Trinity Lutheran School (TLS) is a private Lutheran elementary school in Newport News, Virginia, in the United States. Founded in 1960, the school is located adjacent to Trinity Lutheran Church and is affiliated with the Evangelical Lutheran Church in America.

==History==
Founded on February 1, 1960, by Pastor and Mrs. Elmer Bosserman of Trinity Lutheran Church, the school has grown from the original kindergarten and first grade classrooms into its present-day campus. Facilities include an independent preschool building and a three-story building for kindergarten through eighth grade housing a library, technology lab, science lab, and a social hall/cafeteria. Expansions have included a renovated gymnasium, an outdoor classroom, an updated playground, and the addition of classrooms and resource rooms.

Affiliated with the Evangelical Lutheran Church in America, TLS operates under a Board of Trustees and a Head of School. The Board of Trustees, composed of up to eleven members from the school community, active members of Trinity Lutheran Church, and the community at large, is responsible for the direction of the school by establishing policies, creating a long range plan, and maintaining TLS's mission. The Head of School’s responsibilities include supervising daily operations, implementing policies, and upholding TLS’s academic standards.

Trinity Lutheran School is a non-profit, tax-exempt organization, which admits academically-qualified students without regard to gender, race, color, religion, and national or ethnic origin.

==Accreditations==

===Department of Education Blue Ribbon School 2015===
In September, 2015, the Department of Education named TLS a 2015 Blue Ribbon School. TLS was one of only three schools in Hampton Roads to achieve this honor in 2015.
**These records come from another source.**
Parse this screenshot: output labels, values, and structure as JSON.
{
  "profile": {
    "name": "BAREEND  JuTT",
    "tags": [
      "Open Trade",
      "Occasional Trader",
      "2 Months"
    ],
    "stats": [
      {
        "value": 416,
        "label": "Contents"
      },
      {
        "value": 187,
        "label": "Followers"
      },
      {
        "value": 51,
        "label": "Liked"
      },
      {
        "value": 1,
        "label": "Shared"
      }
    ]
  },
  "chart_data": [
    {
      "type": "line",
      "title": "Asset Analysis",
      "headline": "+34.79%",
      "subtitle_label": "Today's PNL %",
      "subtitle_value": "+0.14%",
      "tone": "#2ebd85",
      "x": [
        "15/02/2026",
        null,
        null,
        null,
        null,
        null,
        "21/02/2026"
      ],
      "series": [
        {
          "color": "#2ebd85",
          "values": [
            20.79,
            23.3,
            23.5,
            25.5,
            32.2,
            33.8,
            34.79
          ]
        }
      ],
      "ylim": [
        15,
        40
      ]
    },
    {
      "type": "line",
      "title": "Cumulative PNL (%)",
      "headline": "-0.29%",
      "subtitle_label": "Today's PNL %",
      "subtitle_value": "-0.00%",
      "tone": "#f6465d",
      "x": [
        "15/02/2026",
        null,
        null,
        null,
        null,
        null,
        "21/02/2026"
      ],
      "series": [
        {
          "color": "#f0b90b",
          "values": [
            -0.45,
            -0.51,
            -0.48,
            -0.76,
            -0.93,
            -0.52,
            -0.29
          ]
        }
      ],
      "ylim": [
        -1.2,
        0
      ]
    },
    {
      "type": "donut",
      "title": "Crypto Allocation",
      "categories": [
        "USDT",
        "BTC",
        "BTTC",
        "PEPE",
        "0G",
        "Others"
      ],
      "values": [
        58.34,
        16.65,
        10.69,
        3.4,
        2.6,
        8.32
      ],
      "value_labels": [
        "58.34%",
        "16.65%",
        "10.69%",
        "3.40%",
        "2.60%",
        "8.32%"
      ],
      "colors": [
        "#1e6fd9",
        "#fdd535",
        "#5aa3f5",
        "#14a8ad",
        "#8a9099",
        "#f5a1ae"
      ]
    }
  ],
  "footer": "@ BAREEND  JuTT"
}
The Department of Education invites National Blue Ribbon School nominations from the top education official in every state, the District of Columbia, Puerto Rico, the Virgin Islands, the Department of Defense Education Activity, and the Bureau of Indian Education. The Council for American Private Education (CAPE) nominates private schools. A total of 420 schools nationwide may be nominated, with allocations determined by the numbers of K-12 students and schools in each jurisdiction. The U.S. Secretary of Education invites nominated schools to submit an application for possible recognition as a National Blue Ribbon School.